Questo conferire sostanza ontologica, calore e pensiero all’operazione mnestico-poetica, si staglia con cristallina evidenza nelle istantanee critiche del libro, ad indicarne un loro compito umanamente deontologico.
Pure il tema della rinascita, con quelle ali che solo la poesia e l’arte possono prestare, scorre nelle tante testimonianze e Manzoni non manca di coglierle e di amplificarle, per quel messaggio di speranza che si annida, come luminosa possibilità e incancellabile desiderio, anche nella più desolata delle visioni.
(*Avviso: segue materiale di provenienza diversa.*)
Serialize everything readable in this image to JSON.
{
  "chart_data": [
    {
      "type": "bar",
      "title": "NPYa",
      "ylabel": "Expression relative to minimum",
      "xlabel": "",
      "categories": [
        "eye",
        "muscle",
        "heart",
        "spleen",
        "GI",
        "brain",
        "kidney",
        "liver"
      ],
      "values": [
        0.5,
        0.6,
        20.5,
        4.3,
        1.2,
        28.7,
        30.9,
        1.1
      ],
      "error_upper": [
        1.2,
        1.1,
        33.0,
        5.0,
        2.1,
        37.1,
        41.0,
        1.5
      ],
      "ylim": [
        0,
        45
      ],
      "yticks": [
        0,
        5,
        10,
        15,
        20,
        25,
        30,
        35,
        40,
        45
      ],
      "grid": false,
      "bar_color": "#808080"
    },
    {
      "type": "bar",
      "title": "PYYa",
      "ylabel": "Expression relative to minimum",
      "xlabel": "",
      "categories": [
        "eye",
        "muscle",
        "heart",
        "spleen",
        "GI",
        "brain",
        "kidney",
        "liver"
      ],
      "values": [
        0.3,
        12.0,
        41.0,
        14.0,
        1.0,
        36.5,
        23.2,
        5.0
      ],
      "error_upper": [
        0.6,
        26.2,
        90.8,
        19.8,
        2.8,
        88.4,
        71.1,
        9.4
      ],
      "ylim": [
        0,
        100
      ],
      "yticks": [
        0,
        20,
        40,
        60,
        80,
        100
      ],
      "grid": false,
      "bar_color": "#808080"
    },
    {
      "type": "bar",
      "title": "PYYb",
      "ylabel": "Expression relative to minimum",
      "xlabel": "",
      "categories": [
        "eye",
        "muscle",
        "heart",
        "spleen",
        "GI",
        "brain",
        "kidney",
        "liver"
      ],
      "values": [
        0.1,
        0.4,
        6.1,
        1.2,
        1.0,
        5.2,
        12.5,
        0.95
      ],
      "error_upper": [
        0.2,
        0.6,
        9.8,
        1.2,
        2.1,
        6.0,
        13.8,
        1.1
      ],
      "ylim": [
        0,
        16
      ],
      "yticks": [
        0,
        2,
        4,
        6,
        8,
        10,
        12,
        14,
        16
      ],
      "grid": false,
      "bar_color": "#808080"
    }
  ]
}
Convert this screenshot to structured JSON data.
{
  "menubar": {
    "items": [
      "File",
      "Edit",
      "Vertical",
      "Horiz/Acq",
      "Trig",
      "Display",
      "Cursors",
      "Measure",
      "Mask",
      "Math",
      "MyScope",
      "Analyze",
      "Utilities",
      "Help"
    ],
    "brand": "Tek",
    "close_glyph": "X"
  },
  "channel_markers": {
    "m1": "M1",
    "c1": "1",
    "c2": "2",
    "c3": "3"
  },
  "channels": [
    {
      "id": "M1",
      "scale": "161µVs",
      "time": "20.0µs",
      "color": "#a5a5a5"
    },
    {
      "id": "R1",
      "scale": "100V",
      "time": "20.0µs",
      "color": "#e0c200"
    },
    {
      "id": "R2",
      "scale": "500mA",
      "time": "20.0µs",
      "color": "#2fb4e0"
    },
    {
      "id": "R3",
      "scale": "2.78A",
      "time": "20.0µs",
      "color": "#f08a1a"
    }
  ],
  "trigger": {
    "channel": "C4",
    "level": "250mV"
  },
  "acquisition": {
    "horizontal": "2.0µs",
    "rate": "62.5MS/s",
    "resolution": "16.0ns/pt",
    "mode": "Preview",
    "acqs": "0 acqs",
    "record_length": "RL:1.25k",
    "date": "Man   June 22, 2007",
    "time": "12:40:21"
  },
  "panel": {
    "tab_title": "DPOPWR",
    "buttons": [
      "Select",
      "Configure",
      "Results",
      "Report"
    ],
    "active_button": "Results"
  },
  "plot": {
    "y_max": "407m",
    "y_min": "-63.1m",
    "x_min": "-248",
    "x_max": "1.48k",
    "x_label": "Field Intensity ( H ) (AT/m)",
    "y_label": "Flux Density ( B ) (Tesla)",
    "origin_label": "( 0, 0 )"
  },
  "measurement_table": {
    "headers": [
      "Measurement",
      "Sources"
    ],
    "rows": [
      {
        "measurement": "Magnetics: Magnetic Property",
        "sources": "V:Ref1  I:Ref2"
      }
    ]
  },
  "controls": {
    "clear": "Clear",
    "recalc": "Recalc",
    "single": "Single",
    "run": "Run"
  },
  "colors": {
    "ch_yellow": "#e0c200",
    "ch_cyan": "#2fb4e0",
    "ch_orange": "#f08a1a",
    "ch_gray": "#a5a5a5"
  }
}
Come nella poetessa Sveva Bonura: “non resta che affidarsi al desiderio di rinascere, tra illusioni e frammenti di speranza” (2022), “la speranza della carne è attendere il tempo di rinascere e palpitare ancora di luce” (per Giuditta Guliano, 2023), “dalla sofferenza estrema alla volontà di rinascere” (per Arianna Galli, 2022), “l’inesausta e fertile voglia di rigenerarsi” (per Daniela Stasi, 2024).
Custode delle speranze e delle disillusioni, segretario – nel senso etimologico del termine di custode dei segreti poetici – Franco Manzoni ha esplorato, con brevi pennellate ermeneutiche, centinaia di libri di poesia (ma non mancano numerose e pregnanti considerazioni anche su opere narrative e saggistiche), sempre fedele a un rispetto e a una autenticità di sguardo profondamente democratici verso le personalità più diverse, ponendo tutti e lui stesso alla guida di una “storica” e mitica processione di tedofori a celebrare la fiaccola sacra della Parola, perché sia ancora dispensatrice di luce di intelligenza e di anima in questo primo quarto del nostro tormentato terzo millennio.